Nos demandes sont claires :
- Nous avons besoin que les parties au conflit permettent un accès humanitaire rapide, durable et sans entrave, à la fois à travers les lignes de conflit à l’intérieur du Soudan et à travers les frontières avec les pays voisins du Soudan. Le Tchad a constitué une bouée de sauvetage cruciale pour les communautés du Darfour, et l’accès par sa frontière reste absolument essentiel, tout comme l’accès par le Soudan du Sud.
- Les parties au conflit ont le devoir moral et la responsabilité légale de protéger les enfants. Elles doivent notamment prendre des mesures concrètes pour prévenir et empêcher le meurtre et la mutilation d’enfants, le recrutement et l’utilisation d’enfants dans le conflit, ainsi que toutes les formes de violence sexuelle.
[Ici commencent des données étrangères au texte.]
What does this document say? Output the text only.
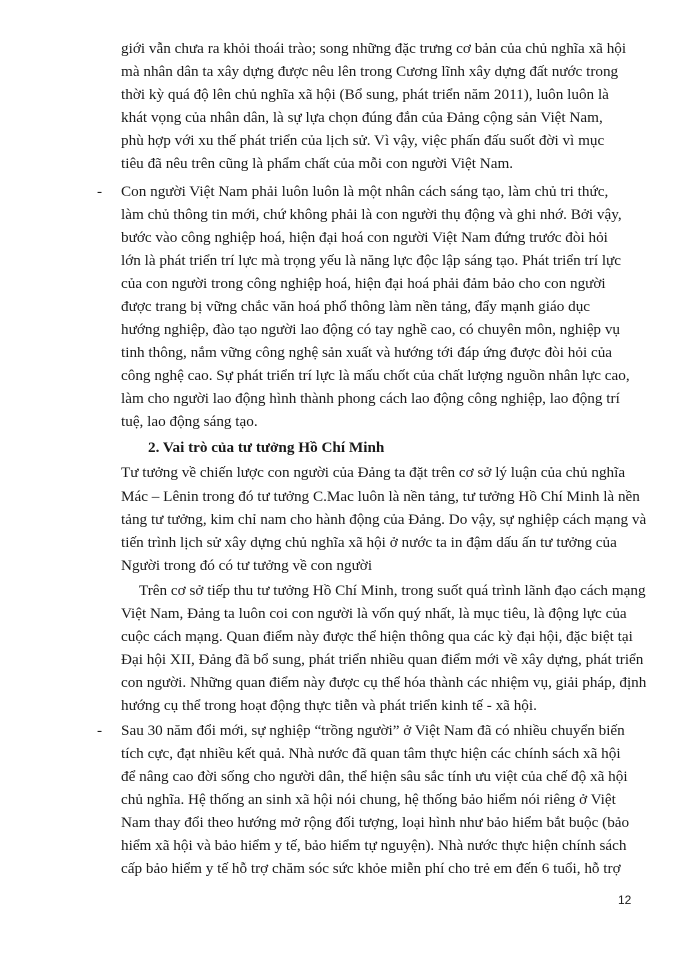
giới vẫn chưa ra khỏi thoái trào; song những đặc trưng cơ bản của chủ nghĩa xã hội
mà nhân dân ta xây dựng được nêu lên trong Cương lĩnh xây dựng đất nước trong
thời kỳ quá độ lên chủ nghĩa xã hội (Bổ sung, phát triển năm 2011), luôn luôn là
khát vọng của nhân dân, là sự lựa chọn đúng đắn của Đảng cộng sản Việt Nam,
phù hợp với xu thế phát triển của lịch sử. Vì vậy, việc phấn đấu suốt đời vì mục
tiêu đã nêu trên cũng là phẩm chất của mỗi con người Việt Nam.
- Con người Việt Nam phải luôn luôn là một nhân cách sáng tạo, làm chủ tri thức,
làm chủ thông tin mới, chứ không phải là con người thụ động và ghi nhớ. Bởi vậy,
bước vào công nghiệp hoá, hiện đại hoá con người Việt Nam đứng trước đòi hỏi
lớn là phát triển trí lực mà trọng yếu là năng lực độc lập sáng tạo. Phát triển trí lực
của con người trong công nghiệp hoá, hiện đại hoá phải đảm bảo cho con người
được trang bị vững chắc văn hoá phổ thông làm nền tảng, đẩy mạnh giáo dục
hướng nghiệp, đào tạo người lao động có tay nghề cao, có chuyên môn, nghiệp vụ
tinh thông, nắm vững công nghệ sản xuất và hướng tới đáp ứng được đòi hỏi của
công nghệ cao. Sự phát triển trí lực là mấu chốt của chất lượng nguồn nhân lực cao,
làm cho người lao động hình thành phong cách lao động công nghiệp, lao động trí
tuệ, lao động sáng tạo.
2. Vai trò của tư tưởng Hồ Chí Minh
Tư tưởng về chiến lược con người của Đảng ta đặt trên cơ sở lý luận của chủ nghĩa
Mác – Lênin trong đó tư tưởng C.Mac luôn là nền tảng, tư tưởng Hồ Chí Minh là nền
tảng tư tưởng, kim chỉ nam cho hành động của Đảng. Do vậy, sự nghiệp cách mạng và
tiến trình lịch sử xây dựng chủ nghĩa xã hội ở nước ta in đậm dấu ấn tư tưởng của
Người trong đó có tư tưởng về con người
Trên cơ sở tiếp thu tư tưởng Hồ Chí Minh, trong suốt quá trình lãnh đạo cách mạng
Việt Nam, Đảng ta luôn coi con người là vốn quý nhất, là mục tiêu, là động lực của
cuộc cách mạng. Quan điểm này được thể hiện thông qua các kỳ đại hội, đặc biệt tại
Đại hội XII, Đảng đã bổ sung, phát triển nhiều quan điểm mới về xây dựng, phát triển
con người. Những quan điểm này được cụ thể hóa thành các nhiệm vụ, giải pháp, định
hướng cụ thể trong hoạt động thực tiễn và phát triển kinh tế - xã hội.
- Sau 30 năm đổi mới, sự nghiệp “trồng người” ở Việt Nam đã có nhiều chuyển biến
tích cực, đạt nhiều kết quả. Nhà nước đã quan tâm thực hiện các chính sách xã hội
để nâng cao đời sống cho người dân, thể hiện sâu sắc tính ưu việt của chế độ xã hội
chủ nghĩa. Hệ thống an sinh xã hội nói chung, hệ thống bảo hiểm nói riêng ở Việt
Nam thay đổi theo hướng mở rộng đối tượng, loại hình như bảo hiểm bắt buộc (bảo
hiểm xã hội và bảo hiểm y tế, bảo hiểm tự nguyện). Nhà nước thực hiện chính sách
cấp bảo hiểm y tế hỗ trợ chăm sóc sức khỏe miễn phí cho trẻ em đến 6 tuổi, hỗ trợ
12
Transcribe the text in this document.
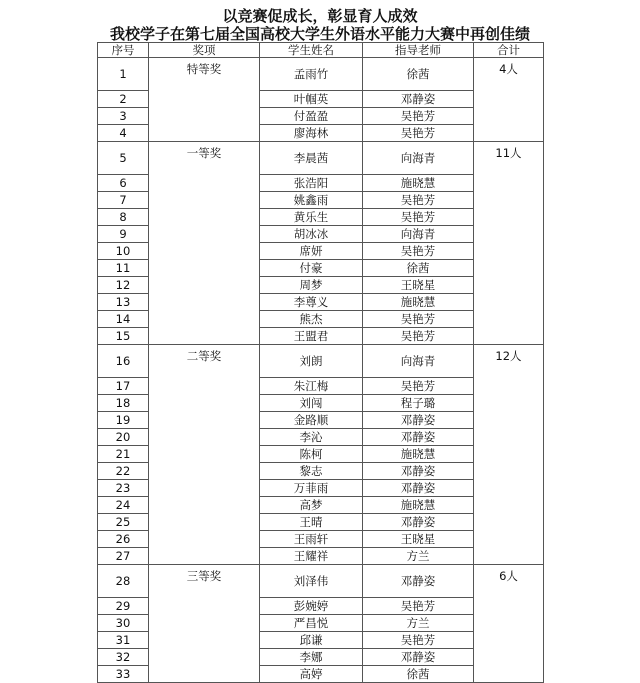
以竞赛促成长，彰显育人成效
我校学子在第七届全国高校大学生外语水平能力大赛中再创佳绩
序号	奖项	学生姓名	指导老师	合计
1	特等奖	孟雨竹	徐茜	4人

2		叶帼英	邓静姿	
3		付盈盈	吴艳芳	
4		廖海林	吴艳芳	
5	一等奖	李晨茜	向海青	11人

6		张浩阳	施晓慧	
7		姚鑫雨	吴艳芳	
8		黄乐生	吴艳芳	
9		胡冰冰	向海青	
10		席妍	吴艳芳	
11		付豪	徐茜	
12		周梦	王晓星	
13		李尊义	施晓慧	
14		熊杰	吴艳芳	
15		王盟君	吴艳芳	
16	二等奖	刘朗	向海青	12人

17		朱江梅	吴艳芳	
18		刘闯	程子璐	
19		金路顺	邓静姿	
20		李沁	邓静姿	
21		陈柯	施晓慧	
22		黎志	邓静姿	
23		万菲雨	邓静姿	
24		高梦	施晓慧	
25		王晴	邓静姿	
26		王雨轩	王晓星	
27		王耀祥	方兰	
28	三等奖	刘泽伟	邓静姿	6人

29		彭婉婷	吴艳芳	
30		严昌悦	方兰	
31		邱谦	吴艳芳	
32		李娜	邓静姿	
33		高婷	徐茜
- La communauté internationale doit mobiliser massivement des ressources d’ici la fin du mois de mars afin que les partenaires humanitaires puissent acheminer les fournitures et les capacités nécessaires sur le terrain, à temps, pour limiter la catastrophe humanitaire imminente à laquelle nous sommes en train d’assister.
Comme l’a déclaré notre directrice générale la semaine dernière, la guerre brutale au Soudan pousse le pays au bord de la famine et, à moins d’une volonté politique ferme, d’une attention particulière et de ressources suffisantes pour réagir maintenant, nous risquons d’assister à des pertes humaines catastrophiques.
Plus important encore, 24 millions d’enfants à travers le Soudan ont besoin et méritent la paix. Ils ont besoin d’un cessez-le-feu, d’une solution politique durable et d’une chance de pouvoir être à nouveau simplement des enfants.